- Apple might be headquartered in Cupertino but its heart is in China.
- Its devices are still manufactured there, and Greater China accounts for growing sales.
Apple's leadership may operate from the 175-acre, tree-covered campus in sunny Cupertino, California but, in reality, the company's center of gravity is in China.
That's looking like an urgent problem, given geopolitical tensions are growing between the US and China and Apple remains the world's most valuable tech company.
Since 2001, China has become the single-most important place for Apple to build its devices, from iPods in the 2000s to iPhones today.
Roughly 95% of Apple products including iPhones, AirPods, Macs and iPads are reported to be made in China.

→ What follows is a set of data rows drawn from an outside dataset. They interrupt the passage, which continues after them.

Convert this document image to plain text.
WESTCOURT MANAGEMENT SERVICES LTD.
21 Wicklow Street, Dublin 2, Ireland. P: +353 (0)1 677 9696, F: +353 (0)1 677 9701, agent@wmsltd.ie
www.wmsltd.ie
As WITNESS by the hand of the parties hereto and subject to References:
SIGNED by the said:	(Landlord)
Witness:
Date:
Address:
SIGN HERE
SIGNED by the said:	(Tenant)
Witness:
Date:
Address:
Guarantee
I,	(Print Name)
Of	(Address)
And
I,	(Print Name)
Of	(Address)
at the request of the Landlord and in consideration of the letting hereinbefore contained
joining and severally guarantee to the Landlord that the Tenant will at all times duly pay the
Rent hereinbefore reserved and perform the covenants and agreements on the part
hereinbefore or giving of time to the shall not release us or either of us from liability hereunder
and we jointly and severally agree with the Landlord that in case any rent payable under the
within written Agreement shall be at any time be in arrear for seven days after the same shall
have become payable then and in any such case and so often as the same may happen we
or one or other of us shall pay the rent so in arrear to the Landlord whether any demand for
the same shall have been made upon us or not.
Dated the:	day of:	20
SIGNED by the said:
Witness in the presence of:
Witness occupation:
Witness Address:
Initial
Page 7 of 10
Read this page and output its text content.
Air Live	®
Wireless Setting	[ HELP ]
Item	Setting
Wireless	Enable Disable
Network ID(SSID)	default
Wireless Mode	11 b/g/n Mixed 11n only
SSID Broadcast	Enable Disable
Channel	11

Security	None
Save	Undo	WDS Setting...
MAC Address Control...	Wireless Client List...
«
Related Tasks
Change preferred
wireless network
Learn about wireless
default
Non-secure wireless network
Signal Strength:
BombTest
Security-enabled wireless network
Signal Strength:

While Apple is moving some manufacturing to India, experts think progress will be slow.
Taiwan-based Isaiah Research, a supply-chain consultancy, estimated to Insider that the tech giant will still be producing up to 83% of iPhones in China, and just 23% or less in India.

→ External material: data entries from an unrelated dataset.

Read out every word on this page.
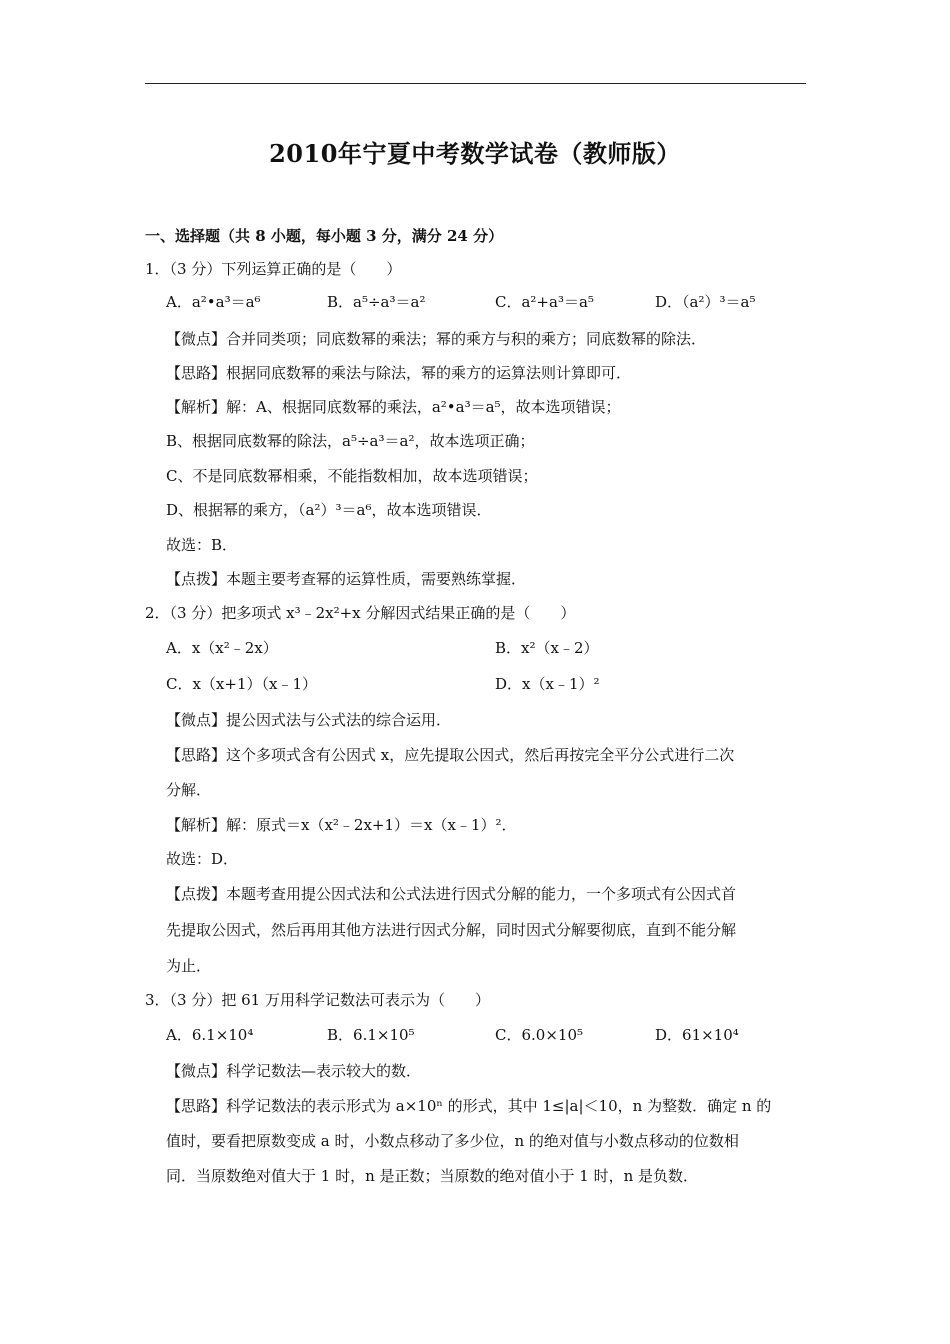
2010年宁夏中考数学试卷（教师版）
一、选择题（共 8 小题，每小题 3 分，满分 24 分）
1．（3 分）下列运算正确的是（　　）
A．a²•a³＝a⁶	B．a⁵÷a³＝a²	C．a²+a³＝a⁵	D．（a²）³＝a⁵
【微点】合并同类项；同底数幂的乘法；幂的乘方与积的乘方；同底数幂的除法．
【思路】根据同底数幂的乘法与除法，幂的乘方的运算法则计算即可．
【解析】解：A、根据同底数幂的乘法，a²•a³＝a⁵，故本选项错误；
B、根据同底数幂的除法，a⁵÷a³＝a²，故本选项正确；
C、不是同底数幂相乘，不能指数相加，故本选项错误；
D、根据幂的乘方，（a²）³＝a⁶，故本选项错误．
故选：B．
【点拨】本题主要考查幂的运算性质，需要熟练掌握．
2．（3 分）把多项式 x³﹣2x²+x 分解因式结果正确的是（　　）
A．x（x²﹣2x）	B．x²（x﹣2）
C．x（x+1）（x﹣1）	D．x（x﹣1）²
【微点】提公因式法与公式法的综合运用．
【思路】这个多项式含有公因式 x，应先提取公因式，然后再按完全平分公式进行二次
分解．
【解析】解：原式＝x（x²﹣2x+1）＝x（x﹣1）²．
故选：D．
【点拨】本题考查用提公因式法和公式法进行因式分解的能力，一个多项式有公因式首
先提取公因式，然后再用其他方法进行因式分解，同时因式分解要彻底，直到不能分解
为止．
3．（3 分）把 61 万用科学记数法可表示为（　　）
A．6.1×10⁴	B．6.1×10⁵	C．6.0×10⁵	D．61×10⁴
【微点】科学记数法—表示较大的数．
【思路】科学记数法的表示形式为 a×10ⁿ 的形式，其中 1≤|a|＜10，n 为整数．确定 n 的
值时，要看把原数变成 a 时，小数点移动了多少位，n 的绝对值与小数点移动的位数相
同．当原数绝对值大于 1 时，n 是正数；当原数的绝对值小于 1 时，n 是负数．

As yet, no Asian country can match China's prowess in manufacturing.
There are other dependencies.
Taiwan-based Foxconn, arguably Apple's most important contractor, is the largest private employer in China. Apple has around 1 million employees, and supports around another 4 million jobs through its manufacturing and tech ecosystems, according to the company's Chinese website. And more recently, Apple has entrusted the assembly of its upcoming Vision Pro mixed-reality goggles to a Chinese contract manufacturer.
All of this is immensely awkward for Apple. Its hardware dependence on China weakens its defenses against, say, the whims of Beijing's censorship of software, an under-considered geopolitical battleground.

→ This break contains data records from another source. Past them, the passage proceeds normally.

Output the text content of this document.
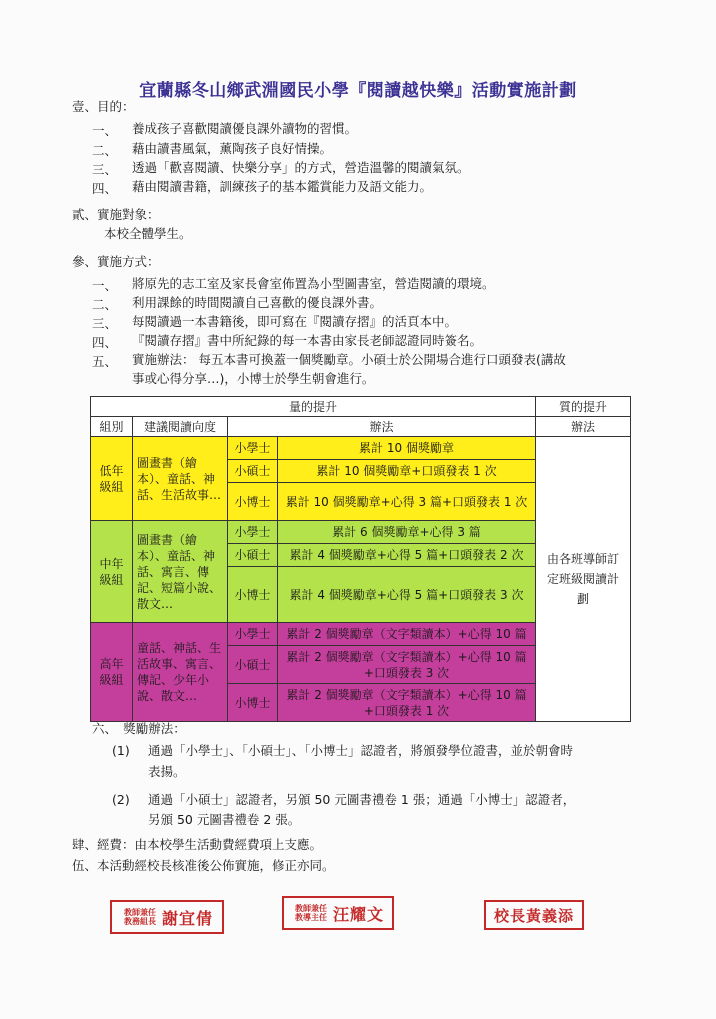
宜蘭縣冬山鄉武淵國民小學『閱讀越快樂』活動實施計劃
壹、目的：
一、	養成孩子喜歡閱讀優良課外讀物的習慣。
二、	藉由讀書風氣，薰陶孩子良好情操。
三、	透過「歡喜閱讀、快樂分享」的方式，營造溫馨的閱讀氣氛。
四、	藉由閱讀書籍，訓練孩子的基本鑑賞能力及語文能力。
貳、實施對象：
本校全體學生。
參、實施方式：
一、	將原先的志工室及家長會室佈置為小型圖書室，營造閱讀的環境。
二、	利用課餘的時間閱讀自己喜歡的優良課外書。
三、	每閱讀過一本書籍後，即可寫在『閱讀存摺』的活頁本中。
四、	『閱讀存摺』書中所紀錄的每一本書由家長老師認證同時簽名。
五、	實施辦法： 每五本書可換蓋一個獎勵章。小碩士於公開場合進行口頭發表(講故
事或心得分享…)，小博士於學生朝會進行。
量的提升				質的提升
組別	建議閱讀向度	辦法		辦法
低年級組	圖畫書（繪本）、童話、神話、生活故事…	小學士	累計 10 個獎勵章	由各班導師訂定班級閱讀計劃
		小碩士	累計 10 個獎勵章+口頭發表 1 次	
		小博士	累計 10 個獎勵章+心得 3 篇+口頭發表 1 次	
中年級組	圖畫書（繪本）、童話、神話、寓言、傳記、短篇小說、散文…	小學士	累計 6 個獎勵章+心得 3 篇	
		小碩士	累計 4 個獎勵章+心得 5 篇+口頭發表 2 次	
		小博士	累計 4 個獎勵章+心得 5 篇+口頭發表 3 次	
高年級組	童話、神話、生活故事、寓言、傳記、少年小說、散文…	小學士	累計 2 個獎勵章（文字類讀本）+心得 10 篇	
		小碩士	累計 2 個獎勵章（文字類讀本）+心得 10 篇+口頭發表 3 次	
		小博士	累計 2 個獎勵章（文字類讀本）+心得 10 篇+口頭發表 1 次	
六、　獎勵辦法：
(1)	通過「小學士」、「小碩士」、「小博士」認證者，將頒發學位證書，並於朝會時
表揚。
(2)	通過「小碩士」認證者，另頒 50 元圖書禮卷 1 張；通過「小博士」認證者，
另頒 50 元圖書禮卷 2 張。
肆、經費：由本校學生活動費經費項上支應。
伍、本活動經校長核准後公佈實施，修正亦同。
教師兼任教務組長 謝宜倩	教師兼任教導主任 汪耀文	校長黃義添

Despite its initial protests, Apple now enforcing new rules in China that mean new apps must be licensed by the government before they can launch on the China App Store. In other words, the Chinese government has direct refusal power to allow Apple apps, though it isn't clear yet whether any apps have been affected. (Google's Play Store isn't available in China.) Equivalent power for the US government seems unthinkable.
"The real impact of this approval process is it underscores the increasing tensions between China and the West," Gene Munster, managing partner at Deepwater Asset Management and a longtime Apple watcher, wrote on X.
Jay Newman, a former hedge fund manager at Elliott Management, has previously commented how "even small shifts risk retaliation by Chinese overlords who might retaliate by turning Chinese consumers against Apple products."
It's already happening.
Though Apple's new iPhone 15 has been flying off the shelves in China, the Mate 60 Pro — a new 5G smartphone released in August by Chinese tech giant Huawei — has been championed as a symbol of China's growing independence from the West. And multiple media outlets reported that China had banned iPhones for government staffers, knocking its share price.
Apple CEO Tim Cook likes to present the company's decades-long involvement with China as a cause for celebration.
At the high-profile China Development Forum in Beijing in March, he said: "This has been a symbiotic kind of relationship."
It's not clear China sees it that way.